JATIMTIMES - Rusia diklaim telah berhasil merebut kota penting di Ukraina. Selain itu, rudal yang dilemparkan Rusia telah berhasil menewaskan setidaknya 30 orang di sebuah gedung apartemen di kota Dnipro.

Atas pencapaian itu, Presiden Rusia Vladimir Vladimirovich Putin memuji pasukannya itu. Ia mengatakan pasukannya setinggi langit.

Pengambilalihan kota Soledar di timur Ukraina, sebuah pos pertambangan garam yang menampung 10.000 orang sebelum konflik, dielu-elukan sebagai keberhasilan besar oleh Moskow setelah berbulan-bulan mengalami kemunduran di medan perang.

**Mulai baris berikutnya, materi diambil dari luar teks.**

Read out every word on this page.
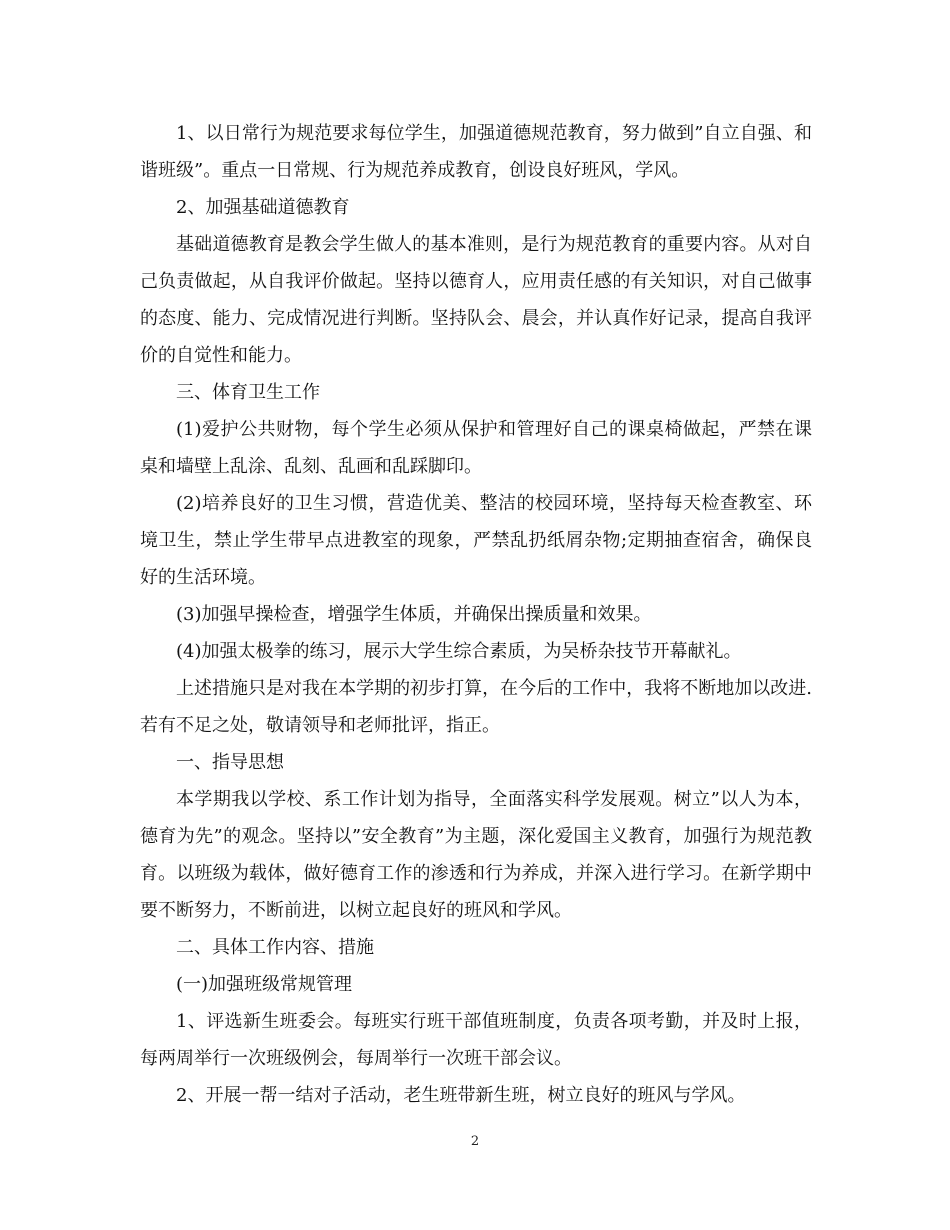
1、以日常行为规范要求每位学生，加强道德规范教育，努力做到”自立自强、和谐班级”。重点一日常规、行为规范养成教育，创设良好班风，学风。

2、加强基础道德教育

基础道德教育是教会学生做人的基本准则，是行为规范教育的重要内容。从对自己负责做起，从自我评价做起。坚持以德育人，应用责任感的有关知识，对自己做事的态度、能力、完成情况进行判断。坚持队会、晨会，并认真作好记录，提高自我评价的自觉性和能力。

三、体育卫生工作

(1)爱护公共财物，每个学生必须从保护和管理好自己的课桌椅做起，严禁在课桌和墙壁上乱涂、乱刻、乱画和乱踩脚印。

(2)培养良好的卫生习惯，营造优美、整洁的校园环境，坚持每天检查教室、环境卫生，禁止学生带早点进教室的现象，严禁乱扔纸屑杂物;定期抽查宿舍，确保良好的生活环境。

(3)加强早操检查，增强学生体质，并确保出操质量和效果。

(4)加强太极拳的练习，展示大学生综合素质，为吴桥杂技节开幕献礼。

上述措施只是对我在本学期的初步打算，在今后的工作中，我将不断地加以改进.若有不足之处，敬请领导和老师批评，指正。

一、指导思想

本学期我以学校、系工作计划为指导，全面落实科学发展观。树立”以人为本，德育为先”的观念。坚持以”安全教育”为主题，深化爱国主义教育，加强行为规范教育。以班级为载体，做好德育工作的渗透和行为养成，并深入进行学习。在新学期中要不断努力，不断前进，以树立起良好的班风和学风。

二、具体工作内容、措施

(一)加强班级常规管理

1、评选新生班委会。每班实行班干部值班制度，负责各项考勤，并及时上报，每两周举行一次班级例会，每周举行一次班干部会议。

2、开展一帮一结对子活动，老生班带新生班，树立良好的班风与学风。

2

"Ada dinamika positif, semuanya berkembang sesuai rencana," kata Putin, dalam wawancara yang disiarkan Minggu. 

"Saya harap para pejuang kami akan menyenangkan kami lebih dari sekali lagi," tuturnya, dilansir AFP, Senin (16/1/2023).

Perebutan pada Soledar yakni persimpangan transportasi terdekat di Bakhmut merupakan target utama Rusia sejak Oktober lalu. Pengambilalihan itu menjadi keuntungan besar bagi Moskov. 

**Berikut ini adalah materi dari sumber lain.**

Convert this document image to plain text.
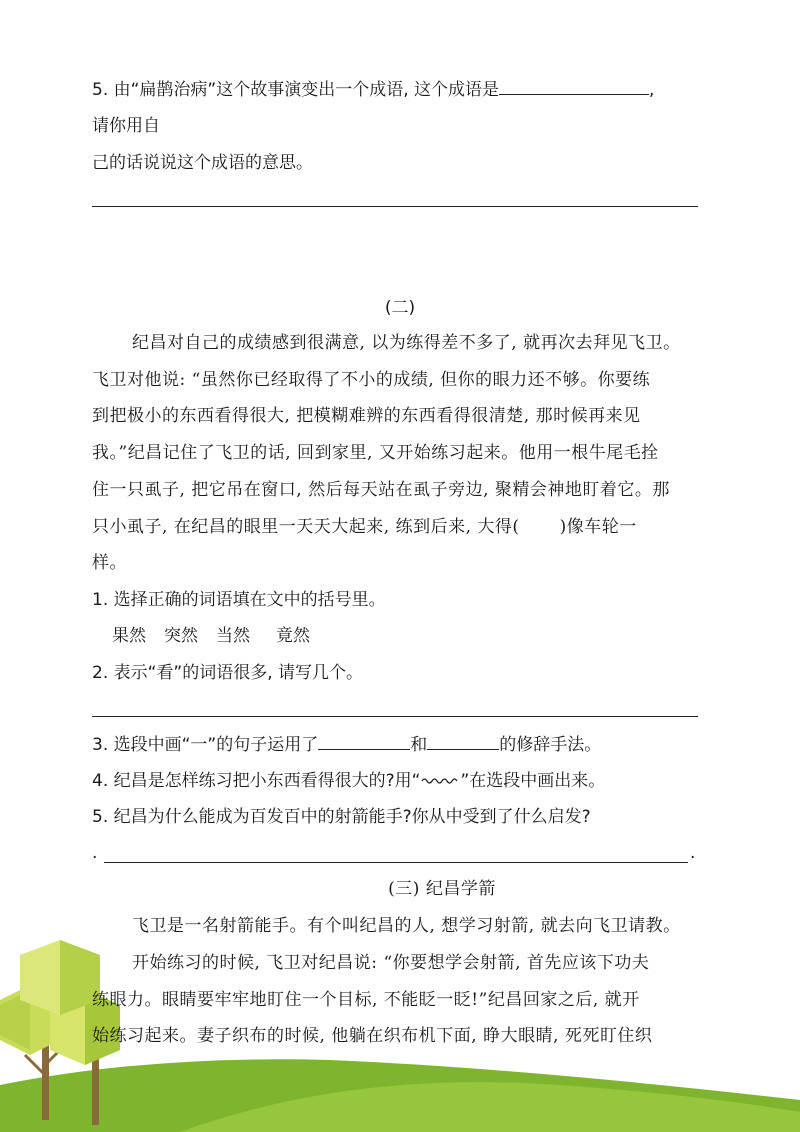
5. 由“扁鹊治病”这个故事演变出一个成语, 这个成语是	,
请你用自
己的话说说这个成语的意思。
(二)
纪昌对自己的成绩感到很满意, 以为练得差不多了, 就再次去拜见飞卫。
飞卫对他说: “虽然你已经取得了不小的成绩, 但你的眼力还不够。你要练
到把极小的东西看得很大, 把模糊难辨的东西看得很清楚, 那时候再来见
我。”纪昌记住了飞卫的话, 回到家里, 又开始练习起来。他用一根牛尾毛拴
住一只虱子, 把它吊在窗口, 然后每天站在虱子旁边, 聚精会神地盯着它。那
只小虱子, 在纪昌的眼里一天天大起来, 练到后来, 大得( )像车轮一
样。
1. 选择正确的词语填在文中的括号里。
果然 突然 当然 竟然
2. 表示“看”的词语很多, 请写几个。
3. 选段中画“一”的句子运用了	和	的修辞手法。
4. 纪昌是怎样练习把小东西看得很大的?用“ ”在选段中画出来。
5. 纪昌为什么能成为百发百中的射箭能手?你从中受到了什么启发?
.	.
(三) 纪昌学箭
飞卫是一名射箭能手。有个叫纪昌的人, 想学习射箭, 就去向飞卫请教。
开始练习的时候, 飞卫对纪昌说: “你要想学会射箭, 首先应该下功夫
练眼力。眼睛要牢牢地盯住一个目标, 不能眨一眨!”纪昌回家之后, 就开
始练习起来。妻子织布的时候, 他躺在织布机下面, 睁大眼睛, 死死盯住织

Sementara, Ukraina membantah jika Rusia telah merebut daerah tersebut. Ukraina menyebut pertempuran sengit masih berlanjut di Soledar. 

Sementara, itu, Institut Studi Perang yang berbasis di AS mengatakan Ukraina tidak akan bisa bertahan dalam perang itu.

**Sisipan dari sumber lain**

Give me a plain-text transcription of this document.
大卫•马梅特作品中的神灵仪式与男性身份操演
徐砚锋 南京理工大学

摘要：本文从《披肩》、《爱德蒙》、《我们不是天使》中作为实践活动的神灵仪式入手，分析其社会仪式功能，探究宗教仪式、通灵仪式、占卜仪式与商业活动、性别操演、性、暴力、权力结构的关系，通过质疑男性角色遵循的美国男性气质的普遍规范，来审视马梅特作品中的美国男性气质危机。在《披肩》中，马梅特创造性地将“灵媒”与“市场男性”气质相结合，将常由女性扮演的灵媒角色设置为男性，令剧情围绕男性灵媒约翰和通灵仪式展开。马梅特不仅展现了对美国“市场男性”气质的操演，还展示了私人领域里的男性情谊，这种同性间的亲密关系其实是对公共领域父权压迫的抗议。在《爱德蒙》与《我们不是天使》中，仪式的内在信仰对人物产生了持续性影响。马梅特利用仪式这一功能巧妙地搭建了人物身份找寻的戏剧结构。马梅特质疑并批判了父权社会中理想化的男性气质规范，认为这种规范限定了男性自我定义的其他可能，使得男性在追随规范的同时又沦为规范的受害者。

"Pasukan Ukraina sangat tidak mungkin untuk tetap memegang posisi di dalam pemukiman Soledar sendiri".

Lebih lanjut, mereka mengatakan kedua belah pihak telah mengakui kerugian besar dalam pertempuran untuk kota itu.

Kepala Wagner Group, kelompok tentara bayaran Rusia, Yevgeny Prigozhin, menegaskan pasukannya memelopori serangan itu. 

Kementerian pertahanan Rusia awalnya tidak menyebutkan Wagner ketika mengeklaim kemenangan. Namun akhirnya memuji "keberanian" pasukan Wagner di Soledar.

Pengakuan itu bersifat kontroversial setelah pembicaraan tentang pertikaian dan persaingan antara Wagner dan militer resmi.

Pada Sabtu malam, Prigozhin memuji tentara bayarannya dalam pukulan terselubung di komando tentara Rusia, yang telah dikritik karena koordinasi yang buruk dan terlalu jauh dari lapangan.

Lebih lanjut, Prigozhin mengaitkan kemenangan Wagner dengan sistem komando yang disempurnakan.

"Setiap orang dapat mengungkapkan pendapatnya," klaim Prigozhin, "tetapi setelah keputusan diambil, semua tugas terpenuhi. Disiplin kelompok kami yang paling ketatlah yang memberi kami kemungkinan ini."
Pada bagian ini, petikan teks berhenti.